CHOQUE DE TRENES
Una confrontación militar entre Arabia Saudita e Irán constituye un peligro global, puede provocar un desastre ecológico, desestabilizar el comercio petrolero mundial, y motivar una crisis energética. Sin que nada de eso haya ocurrido todavía, la tensión originada socava los esfuerzos por pacificar el Oriente Medio, y fortalece las posiciones de Israel y del Estado Islámico. Algo es seguro, no habrá ganadores.
Arabia Saudita e Irán son dos de los más antiguos, solventes, y militarmente poderosos estados del Oriente Medio, y descartando a Israel, se han convertido en las mayores potencias del área. Uno es árabe y persa el otro. El primero es sunita, el segundo chiita. Además los separa y enfrenta el hecho de que Arabia Saudita es el más antiguo y firme aliado estratégico de los Estados Unidos en la región, mientras que, desde 1979, Irán es un decidido adversario.
Con 2. 240.000 km² Arabia Saudita supera en territorio a Irán, que cuenta con 1.684.000 km². La población de Irán sobrepasa los 65 millones de habitantes, mientras su vecino alcanza unos treinta millones. Entre 1906 y 1979 Irán fue una monarquía constitucional, y es ahora una república islámica, mientras que Arabia Saudita ha sido siempre un reino. En los dos países más del noventa por ciento de la población es musulmana, chiitas unos, sunitas otros.

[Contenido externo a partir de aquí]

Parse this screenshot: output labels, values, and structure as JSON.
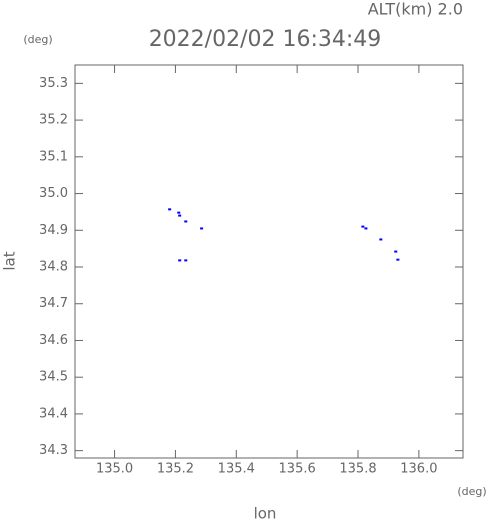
{
  "chart_data": {
    "type": "scatter",
    "title": "2022/02/02 16:34:49",
    "subtitle": "ALT(km) 2.0",
    "y_unit": "(deg)",
    "x_unit": "(deg)",
    "xlabel": "lon",
    "ylabel": "lat",
    "x": [
      135.181,
      135.211,
      135.214,
      135.234,
      135.286,
      135.214,
      135.234,
      135.816,
      135.826,
      135.875,
      135.924,
      135.931
    ],
    "values": [
      34.957,
      34.948,
      34.94,
      34.924,
      34.905,
      34.818,
      34.818,
      34.91,
      34.905,
      34.875,
      34.842,
      34.82
    ],
    "color": "#0000ff",
    "xlim": [
      134.87,
      136.145
    ],
    "xticks": [
      {
        "value": 135,
        "label": "135.0"
      },
      135.2,
      135.4,
      135.6,
      135.8,
      {
        "value": 136,
        "label": "136.0"
      }
    ],
    "ylim": [
      34.28,
      35.35
    ],
    "yticks": [
      34.3,
      34.4,
      34.5,
      34.6,
      34.7,
      34.8,
      34.9,
      {
        "value": 35,
        "label": "35.0"
      },
      35.1,
      35.2,
      35.3
    ]
  }
}
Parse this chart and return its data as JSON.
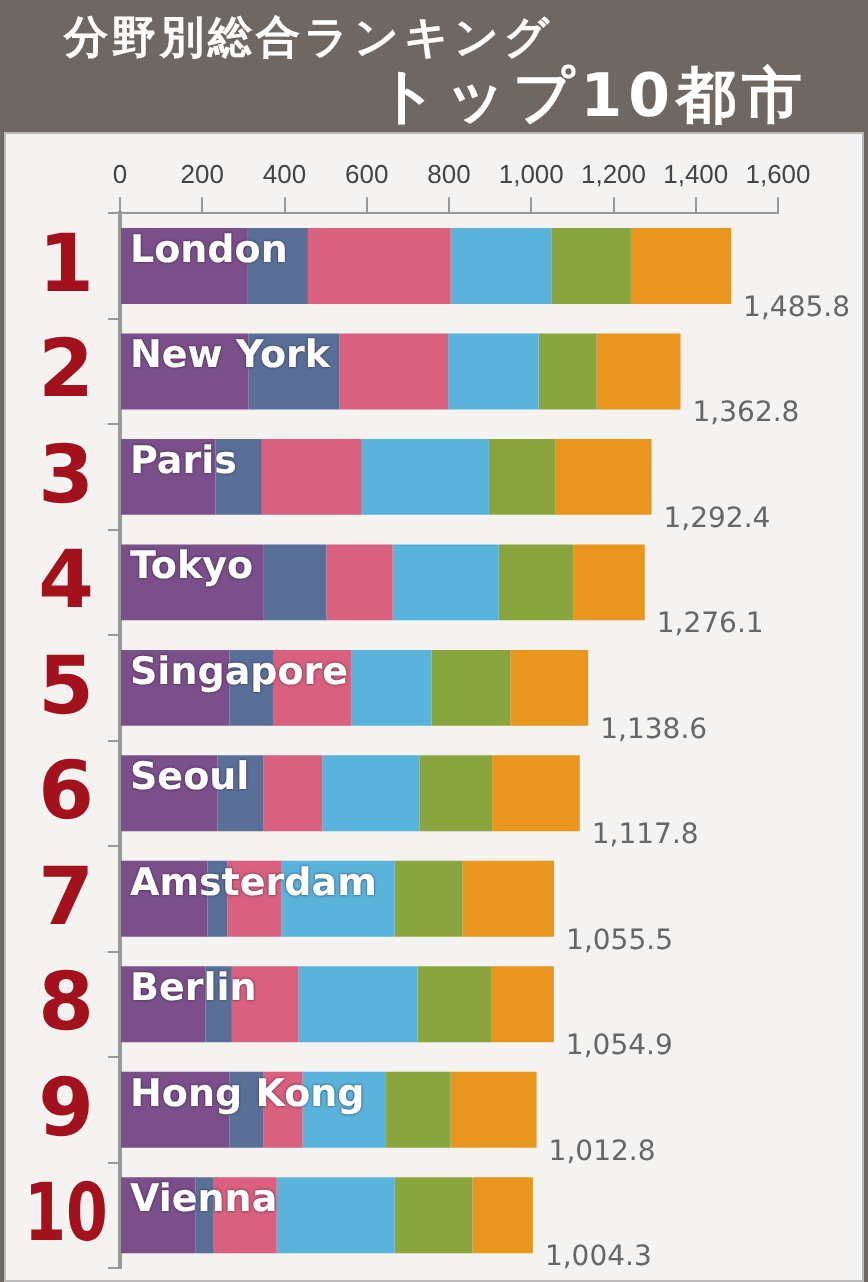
{
  "chart_data": {
    "type": "bar",
    "orientation": "horizontal",
    "stacked": true,
    "title": "分野別総合ランキング",
    "subtitle": "トップ10都市",
    "categories": [
      "London",
      "New York",
      "Paris",
      "Tokyo",
      "Singapore",
      "Seoul",
      "Amsterdam",
      "Berlin",
      "Hong Kong",
      "Vienna"
    ],
    "series": [
      {
        "color": "#7b4f8a",
        "values": [
          309,
          312,
          232,
          348,
          266,
          237,
          213,
          208,
          266,
          184
        ]
      },
      {
        "color": "#5a6f98",
        "values": [
          148,
          222,
          113,
          154,
          106,
          111,
          48,
          64,
          82,
          44
        ]
      },
      {
        "color": "#d9607e",
        "values": [
          347,
          264,
          243,
          161,
          190,
          144,
          132,
          162,
          96,
          153
        ]
      },
      {
        "color": "#5ab3db",
        "values": [
          246,
          220,
          309,
          258,
          196,
          237,
          275,
          290,
          203,
          287
        ]
      },
      {
        "color": "#8aa53e",
        "values": [
          192,
          141,
          162,
          182,
          191,
          176,
          165,
          180,
          157,
          189
        ]
      },
      {
        "color": "#e8961e",
        "values": [
          244,
          204,
          233.4,
          173,
          189.6,
          213,
          222.5,
          151,
          209,
          147
        ]
      }
    ],
    "totals": [
      "1,485.8",
      "1,362.8",
      "1,292.4",
      "1,276.1",
      "1,138.6",
      "1,117.8",
      "1,055.5",
      "1,054.9",
      "1,012.8",
      "1,004.3"
    ],
    "annotations": [
      "1",
      "2",
      "3",
      "4",
      "5",
      "6",
      "7",
      "8",
      "9",
      "10"
    ],
    "xlim": [
      0,
      1600
    ],
    "xticks": [
      0,
      200,
      400,
      600,
      800,
      {
        "value": 1000,
        "label": "1,000"
      },
      {
        "value": 1200,
        "label": "1,200"
      },
      {
        "value": 1400,
        "label": "1,400"
      },
      {
        "value": 1600,
        "label": "1,600"
      }
    ],
    "grid": false,
    "legend": false
  }
}
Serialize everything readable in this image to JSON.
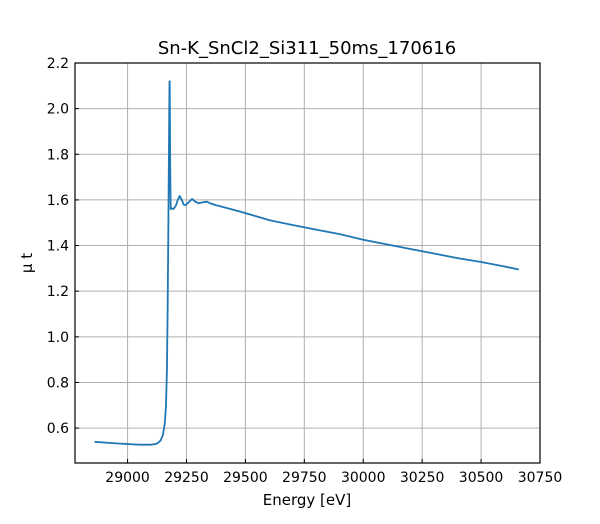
{
  "chart_data": {
    "type": "line",
    "title": "Sn-K_SnCl2_Si311_50ms_170616",
    "xlabel": "Energy [eV]",
    "ylabel": "μ t",
    "xlim": [
      28777,
      30750
    ],
    "ylim": [
      0.447,
      2.2
    ],
    "grid": true,
    "xticks": [
      29000,
      29250,
      29500,
      29750,
      30000,
      30250,
      30500,
      30750
    ],
    "yticks": [
      0.6,
      0.8,
      1.0,
      1.2,
      1.4,
      1.6,
      1.8,
      2.0,
      2.2
    ],
    "xtick_labels": [
      "29000",
      "29250",
      "29500",
      "29750",
      "30000",
      "30250",
      "30500",
      "30750"
    ],
    "ytick_labels": [
      "0.6",
      "0.8",
      "1.0",
      "1.2",
      "1.4",
      "1.6",
      "1.8",
      "2.0",
      "2.2"
    ],
    "series": [
      {
        "name": "mu t",
        "color": "#1f77b4",
        "x": [
          28860,
          28950,
          29050,
          29100,
          29125,
          29140,
          29150,
          29158,
          29163,
          29167,
          29170,
          29173,
          29176,
          29178,
          29179,
          29181,
          29183,
          29186,
          29195,
          29205,
          29213,
          29221,
          29230,
          29238,
          29246,
          29260,
          29274,
          29288,
          29302,
          29320,
          29336,
          29356,
          29376,
          29419,
          29480,
          29540,
          29603,
          29700,
          29800,
          29900,
          30000,
          30100,
          30200,
          30300,
          30400,
          30500,
          30600,
          30660
        ],
        "y": [
          0.54,
          0.533,
          0.527,
          0.527,
          0.532,
          0.545,
          0.57,
          0.62,
          0.7,
          0.85,
          1.1,
          1.45,
          1.85,
          2.12,
          2.12,
          1.75,
          1.56,
          1.563,
          1.56,
          1.575,
          1.6,
          1.617,
          1.6,
          1.58,
          1.577,
          1.59,
          1.604,
          1.592,
          1.585,
          1.59,
          1.592,
          1.583,
          1.577,
          1.565,
          1.548,
          1.53,
          1.511,
          1.49,
          1.47,
          1.45,
          1.425,
          1.405,
          1.385,
          1.365,
          1.345,
          1.328,
          1.308,
          1.295
        ]
      }
    ]
  }
}
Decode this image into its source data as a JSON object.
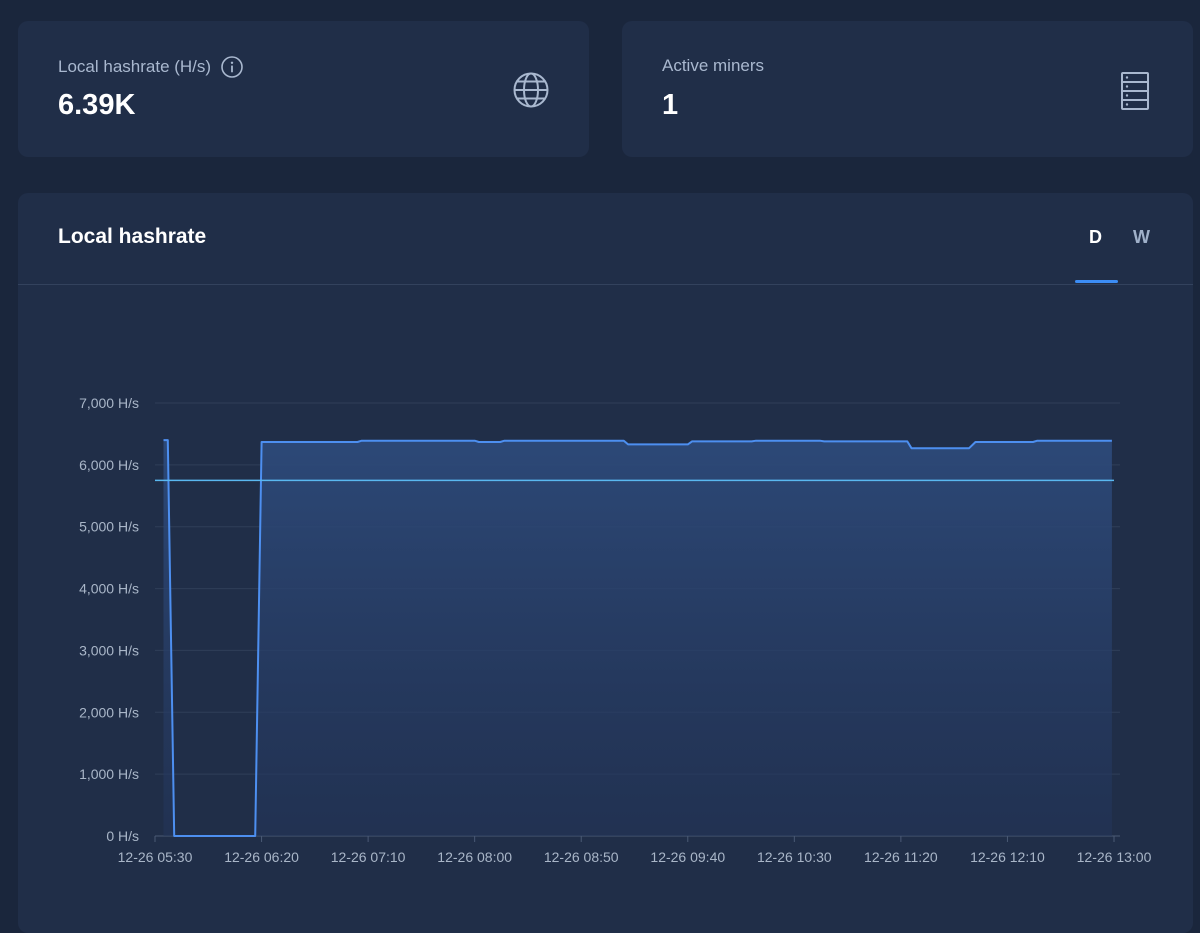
{
  "stats": {
    "hashrate": {
      "label": "Local hashrate (H/s)",
      "value": "6.39K",
      "info_icon": "info-icon",
      "icon": "globe-icon"
    },
    "miners": {
      "label": "Active miners",
      "value": "1",
      "icon": "server-icon"
    }
  },
  "chart_panel": {
    "title": "Local hashrate",
    "tabs": [
      {
        "label": "D",
        "active": true
      },
      {
        "label": "W",
        "active": false
      }
    ]
  },
  "colors": {
    "background": "#1a263c",
    "card": "#202e48",
    "line": "#4d8ff0",
    "average_line": "#5ab8f0",
    "tab_accent": "#3c8df5"
  },
  "chart_data": {
    "type": "area",
    "title": "Local hashrate",
    "xlabel": "",
    "ylabel": "",
    "ylim": [
      0,
      7000
    ],
    "y_ticks": [
      {
        "value": 0,
        "label": "0 H/s"
      },
      {
        "value": 1000,
        "label": "1,000 H/s"
      },
      {
        "value": 2000,
        "label": "2,000 H/s"
      },
      {
        "value": 3000,
        "label": "3,000 H/s"
      },
      {
        "value": 4000,
        "label": "4,000 H/s"
      },
      {
        "value": 5000,
        "label": "5,000 H/s"
      },
      {
        "value": 6000,
        "label": "6,000 H/s"
      },
      {
        "value": 7000,
        "label": "7,000 H/s"
      }
    ],
    "x_ticks": [
      "12-26 05:30",
      "12-26 06:20",
      "12-26 07:10",
      "12-26 08:00",
      "12-26 08:50",
      "12-26 09:40",
      "12-26 10:30",
      "12-26 11:20",
      "12-26 12:10",
      "12-26 13:00"
    ],
    "x_range": [
      "12-26 05:30",
      "12-26 13:00"
    ],
    "average": 5750,
    "grid": true,
    "series": [
      {
        "points": [
          [
            "12-26 05:34",
            6400
          ],
          [
            "12-26 05:36",
            6400
          ],
          [
            "12-26 05:39",
            0
          ],
          [
            "12-26 06:17",
            0
          ],
          [
            "12-26 06:20",
            6370
          ],
          [
            "12-26 07:05",
            6370
          ],
          [
            "12-26 07:07",
            6390
          ],
          [
            "12-26 08:00",
            6390
          ],
          [
            "12-26 08:02",
            6370
          ],
          [
            "12-26 08:12",
            6370
          ],
          [
            "12-26 08:14",
            6390
          ],
          [
            "12-26 09:10",
            6390
          ],
          [
            "12-26 09:12",
            6330
          ],
          [
            "12-26 09:40",
            6330
          ],
          [
            "12-26 09:42",
            6380
          ],
          [
            "12-26 10:10",
            6380
          ],
          [
            "12-26 10:12",
            6390
          ],
          [
            "12-26 10:42",
            6390
          ],
          [
            "12-26 10:44",
            6380
          ],
          [
            "12-26 11:23",
            6380
          ],
          [
            "12-26 11:25",
            6270
          ],
          [
            "12-26 11:52",
            6270
          ],
          [
            "12-26 11:55",
            6370
          ],
          [
            "12-26 12:22",
            6370
          ],
          [
            "12-26 12:24",
            6390
          ],
          [
            "12-26 12:59",
            6390
          ]
        ]
      }
    ]
  }
}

Con asistencia de las transnacionales británicas y norteamericanas, los dos países son potencias petroleras desde los años cuarenta del pasado siglo. Arabia Saudita cuenta con las segundas reservas certificadas, mientras el suelo iraní contiene la quinta. En ambos casos los hidrocarburos son la principal fuente de ingresos, con cifras que rondan el noventa por ciento.
En los últimos 70 años, a la vez que fortalecieron las relaciones con otros estados de la región, con distinto protagonismo los dos tomaron parte en los procesos políticos del área, entre ellos el panarabismo y la confrontación con Israel, ambos países adoptaron políticas de aproximación y dependencia a Estados Unidos, a los que apoyaron durante la II Guerra Mundial, Irán sirviendo como base para hacer llegar suministros a la Unión Soviética, y Arabia Saudita, abasteciendo de petróleo a los aliados.
En febrero de 1945 Franklin D. Roosevelt, a bordo del acorazado USS Quincy, se reunió con el rey Abdulazis (Ibn Saud), sellando una alianza estratégica todavía vigente, por la cual Estados Unidos se comprometió garantizar la seguridad del reino, mientras los saudís asegurarían el suministro de petróleo a Norteamérica, que lo pagaría en dólares.
Las fuerzas armadas sauditas están integradas por unos 200.000 efectivos, 150 000 de los cuales pertenece al ejército de tierra, que posee unos 18.000 carros de combate entre blindados y otros vehículos militares, una poderosa artillería, cohetería, y armamento antiaéreo. La Marina de Guerra cuenta con unos 40.000 efectivos, más 12.000 en la Infantería de Marina. La fuerza aérea, con más de mil aviones y helicópteros, es de las más voluminosas y mejor equipadas del mundo.
Entre tanto, el impresionante ejército de tierra de Irán cuenta con unos 350.000 efectivos permanentes, a los que puede sumar otro tanto de reservistas. La Marina de Guerra cuenta con 20 000 efectivos, 14 bases navales, y unos 500 navíos de diferentes destinos, entre ellos 24 submarinos, y fragatas dotadas con misiles. Su fuerza aérea posee más de 50.000 efectivos, 17 bases aéreas, y más de mil aparatos de combate.
El hecho de que la mayoría de los estados de la región se alineen con Arabia Saudita, que tiene como aliado y garante a Estados Unidos, e Irán lo haga con Rusia, añade dramatismo. Seguramente todos saben que la única manera de ganar una guerra es evitándola. Allá nos vemos.